Must-visit: Don’t let a trip to Enterprise go by without a meal and a pint at the famous Terminal Gravity Brewery & Pub. You’ve seen their IPAs in cans and taps all around greater Cascadia, so why not go right to the main source in gorgeous Enterprise? The ambiance can’t be beat, with an outdoor dining area offering live music and exquisite food. Everything on the menu is top-notch, with dishes guaranteed to satisfy vegans, carnivores, gluten-avoiders and everyone in between.
But wait, there’s more: Wallowa, the small town bearing the name of the surrounding county is so low-key that some folks drive right through on their way to the lake. Don’t be like those people. Wallowa is steeped in the traditions of Oregon’s rural northeast, offering a chance to step back in time and set your internal clock to Wallowa time before continuing your journey. Historic buildings, family-owned businesses and generations-old ranching operations still define daily life, making Wallowa the natural gateway to the region’s rich cultural heritage and outdoor recreation opportunities.
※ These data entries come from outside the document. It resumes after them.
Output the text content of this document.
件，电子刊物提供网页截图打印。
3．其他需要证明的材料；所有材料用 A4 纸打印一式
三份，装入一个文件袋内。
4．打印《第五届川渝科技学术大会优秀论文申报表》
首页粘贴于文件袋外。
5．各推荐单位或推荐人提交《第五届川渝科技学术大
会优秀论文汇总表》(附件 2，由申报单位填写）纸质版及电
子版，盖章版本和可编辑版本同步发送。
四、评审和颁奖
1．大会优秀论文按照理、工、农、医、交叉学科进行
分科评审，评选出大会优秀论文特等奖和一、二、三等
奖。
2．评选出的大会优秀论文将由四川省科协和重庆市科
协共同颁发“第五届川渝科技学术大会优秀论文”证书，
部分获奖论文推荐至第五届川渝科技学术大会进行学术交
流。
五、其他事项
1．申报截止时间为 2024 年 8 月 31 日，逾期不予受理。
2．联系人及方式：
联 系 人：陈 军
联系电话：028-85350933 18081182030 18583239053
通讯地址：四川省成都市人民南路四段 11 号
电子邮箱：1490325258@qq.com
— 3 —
Don’t miss: After strolling around downtown (which boasts a couple of excellent thrift stores), make your way to 209 E Second Street, where you’ll find the Nez Perce Homeland Visitor’s Center – interpreting the history, culture and enduring legacy of the Nez Perce people whose connection to this landscape stretches back thousands of years.
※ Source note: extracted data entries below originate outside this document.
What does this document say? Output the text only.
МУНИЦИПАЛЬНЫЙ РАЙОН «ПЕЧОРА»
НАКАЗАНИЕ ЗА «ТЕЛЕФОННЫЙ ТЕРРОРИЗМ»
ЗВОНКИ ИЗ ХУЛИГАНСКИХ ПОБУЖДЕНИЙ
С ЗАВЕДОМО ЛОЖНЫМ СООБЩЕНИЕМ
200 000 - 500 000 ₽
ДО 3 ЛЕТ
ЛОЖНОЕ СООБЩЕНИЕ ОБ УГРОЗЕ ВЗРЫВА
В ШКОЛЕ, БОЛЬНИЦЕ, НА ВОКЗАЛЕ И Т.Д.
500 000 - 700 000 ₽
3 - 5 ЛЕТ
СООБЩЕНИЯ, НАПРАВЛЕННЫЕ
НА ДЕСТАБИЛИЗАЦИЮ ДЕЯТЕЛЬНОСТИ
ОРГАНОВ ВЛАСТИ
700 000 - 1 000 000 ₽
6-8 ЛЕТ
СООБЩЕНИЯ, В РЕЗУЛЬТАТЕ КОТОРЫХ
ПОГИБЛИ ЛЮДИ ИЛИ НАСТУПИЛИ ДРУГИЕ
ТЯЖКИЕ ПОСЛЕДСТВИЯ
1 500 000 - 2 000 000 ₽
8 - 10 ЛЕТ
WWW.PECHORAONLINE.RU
Finally, speaking of thrift stores… though the town of Lostine is small enough to drive through without a second glance…don’t! This tiny town (population 241) halfway between Wallowa and Enterprise boasts a multi-building thrift store called Second Hand Antiques with amazingly curated items and curios dating well back into the 19th century. This amazing store is closed Monday and Tuesday, so try and time your trip accordingly. As if this wasn’t reason enough to stop, across the road is where you’ll find the historic M. Crow, a veritable East Oregon Landmark offering food, beer and crafts, all made sustainably with local material. (They also have an onsite radio station which is pretty cool.)

Getting to Wallowa
Coming in from Pendleton & surrounding towns? You can take I-84 to La Grande before switching to Rte 82 at Island City, but taking route 11 to Weston before turning east on the Weston-Elgin highway is lovely as well. Stop in Tollgate Crossing for a pastry.
If you’re coming from Portland or Boise, take I-84 to La Grande and switch to Rte 82 as above. 82 skirts the northern contours of the Wallowa-Whitman National forest for 75 miles before reaching Joseph and the lake’s northern shore.
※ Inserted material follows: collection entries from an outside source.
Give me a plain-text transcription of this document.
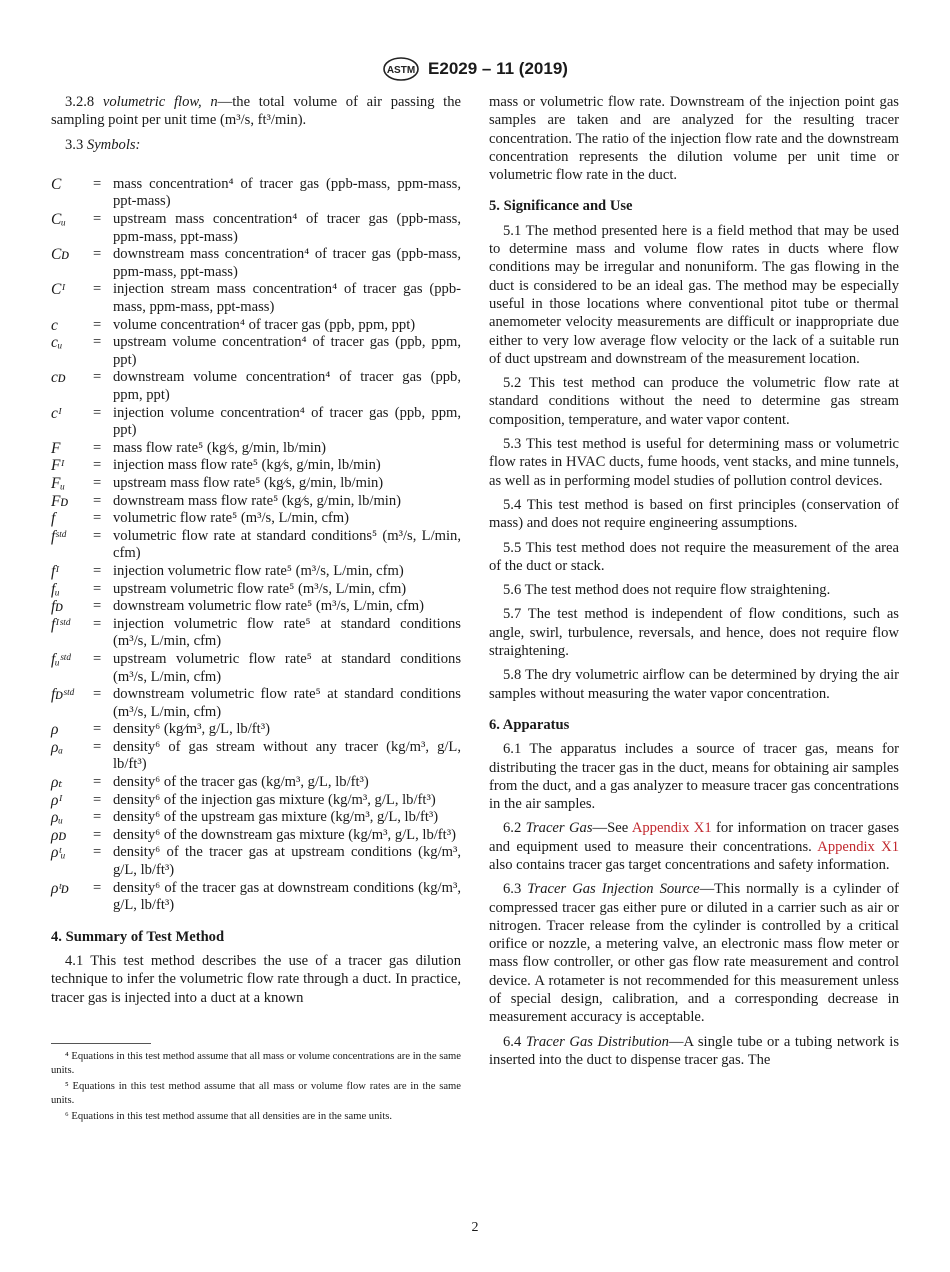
ASTM E2029 – 11 (2019)

3.2.8 volumetric flow, n—the total volume of air passing the sampling point per unit time (m³/s, ft³/min).

3.3 Symbols:

C	= mass concentration⁴ of tracer gas (ppb-mass, ppm-mass, ppt-mass)
Cᵤ	= upstream mass concentration⁴ of tracer gas (ppb-mass, ppm-mass, ppt-mass)
Cᴅ	= downstream mass concentration⁴ of tracer gas (ppb-mass, ppm-mass, ppt-mass)
Cᴵ	= injection stream mass concentration⁴ of tracer gas (ppb-mass, ppm-mass, ppt-mass)
c	= volume concentration⁴ of tracer gas (ppb, ppm, ppt)
cᵤ	= upstream volume concentration⁴ of tracer gas (ppb, ppm, ppt)
cᴅ	= downstream volume concentration⁴ of tracer gas (ppb, ppm, ppt)
cᴵ	= injection volume concentration⁴ of tracer gas (ppb, ppm, ppt)
F	= mass flow rate⁵ (kg⁄s, g/min, lb/min)
Fᴵ	= injection mass flow rate⁵ (kg⁄s, g/min, lb/min)
Fᵤ	= upstream mass flow rate⁵ (kg⁄s, g/min, lb/min)
Fᴅ	= downstream mass flow rate⁵ (kg⁄s, g/min, lb/min)
f	= volumetric flow rate⁵ (m³/s, L/min, cfm)
fˢᵗᵈ	= volumetric flow rate at standard conditions⁵ (m³/s, L/min, cfm)
fᴵ	= injection volumetric flow rate⁵ (m³/s, L/min, cfm)
fᵤ	= upstream volumetric flow rate⁵ (m³/s, L/min, cfm)
fᴅ	= downstream volumetric flow rate⁵ (m³/s, L/min, cfm)
fᴵˢᵗᵈ	= injection volumetric flow rate⁵ at standard conditions (m³/s, L/min, cfm)
fᵤˢᵗᵈ	= upstream volumetric flow rate⁵ at standard conditions (m³/s, L/min, cfm)
fᴅˢᵗᵈ	= downstream volumetric flow rate⁵ at standard conditions (m³/s, L/min, cfm)
ρ	= density⁶ (kg⁄m³, g/L, lb/ft³)
ρₐ	= density⁶ of gas stream without any tracer (kg/m³, g/L, lb/ft³)
ρₜ	= density⁶ of the tracer gas (kg/m³, g/L, lb/ft³)
ρᴵ	= density⁶ of the injection gas mixture (kg/m³, g/L, lb/ft³)
ρᵤ	= density⁶ of the upstream gas mixture (kg/m³, g/L, lb/ft³)
ρᴅ	= density⁶ of the downstream gas mixture (kg/m³, g/L, lb/ft³)
ρᵗᵤ	= density⁶ of the tracer gas at upstream conditions (kg/m³, g/L, lb/ft³)
ρᵗᴅ	= density⁶ of the tracer gas at downstream conditions (kg/m³, g/L, lb/ft³)

4. Summary of Test Method

4.1 This test method describes the use of a tracer gas dilution technique to infer the volumetric flow rate through a duct. In practice, tracer gas is injected into a duct at a known

⁴ Equations in this test method assume that all mass or volume concentrations are in the same units.
⁵ Equations in this test method assume that all mass or volume flow rates are in the same units.
⁶ Equations in this test method assume that all densities are in the same units.

mass or volumetric flow rate. Downstream of the injection point gas samples are taken and are analyzed for the resulting tracer concentration. The ratio of the injection flow rate and the downstream concentration represents the dilution volume per unit time or volumetric flow rate in the duct.

5. Significance and Use

5.1 The method presented here is a field method that may be used to determine mass and volume flow rates in ducts where flow conditions may be irregular and nonuniform. The gas flowing in the duct is considered to be an ideal gas. The method may be especially useful in those locations where conventional pitot tube or thermal anemometer velocity measurements are difficult or inappropriate due either to very low average flow velocity or the lack of a suitable run of duct upstream and downstream of the measurement location.

5.2 This test method can produce the volumetric flow rate at standard conditions without the need to determine gas stream composition, temperature, and water vapor content.

5.3 This test method is useful for determining mass or volumetric flow rates in HVAC ducts, fume hoods, vent stacks, and mine tunnels, as well as in performing model studies of pollution control devices.

5.4 This test method is based on first principles (conservation of mass) and does not require engineering assumptions.

5.5 This test method does not require the measurement of the area of the duct or stack.

5.6 The test method does not require flow straightening.

5.7 The test method is independent of flow conditions, such as angle, swirl, turbulence, reversals, and hence, does not require flow straightening.

5.8 The dry volumetric airflow can be determined by drying the air samples without measuring the water vapor concentration.

6. Apparatus

6.1 The apparatus includes a source of tracer gas, means for distributing the tracer gas in the duct, means for obtaining air samples from the duct, and a gas analyzer to measure tracer gas concentrations in the air samples.

6.2 Tracer Gas—See Appendix X1 for information on tracer gases and equipment used to measure their concentrations. Appendix X1 also contains tracer gas target concentrations and safety information.

6.3 Tracer Gas Injection Source—This normally is a cylinder of compressed tracer gas either pure or diluted in a carrier such as air or nitrogen. Tracer release from the cylinder is controlled by a critical orifice or nozzle, a metering valve, an electronic mass flow meter or mass flow controller, or other gas flow rate measurement and control device. A rotameter is not recommended for this measurement unless of special design, calibration, and a corresponding decrease in measurement accuracy is acceptable.

6.4 Tracer Gas Distribution—A single tube or a tubing network is inserted into the duct to dispense tracer gas. The

2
(Either way, take a few minutes to stop in Elgin.)
Public transportation is available through Community Connections, who run semi-regular buses between Enterprise and the lake with stops in Joseph.
Though this article is geared towards summer travelers, Wallowa has plenty of activities for those willing to brave the sometimes-snowed in Rte 82 during Eastern Oregon’s white winters.
For more information on visiting Wallowa County, visit the Wallowa County Chamber of Commerce.
Another typical Swiss person takes umbrage with this article. He challenged me to a game of chess to defend his nation’s honor. Checkmated me in 9 moves. Out of respect, I conceded that I’d gone too far by calling Enterprise “Oregon’s Gimmelwald” but stood my ground that the Swiss Alps are Europe’s Wallowa County.
This article dedicated to Nathanial Hornblower, missing since 2012 and presumed in a better place.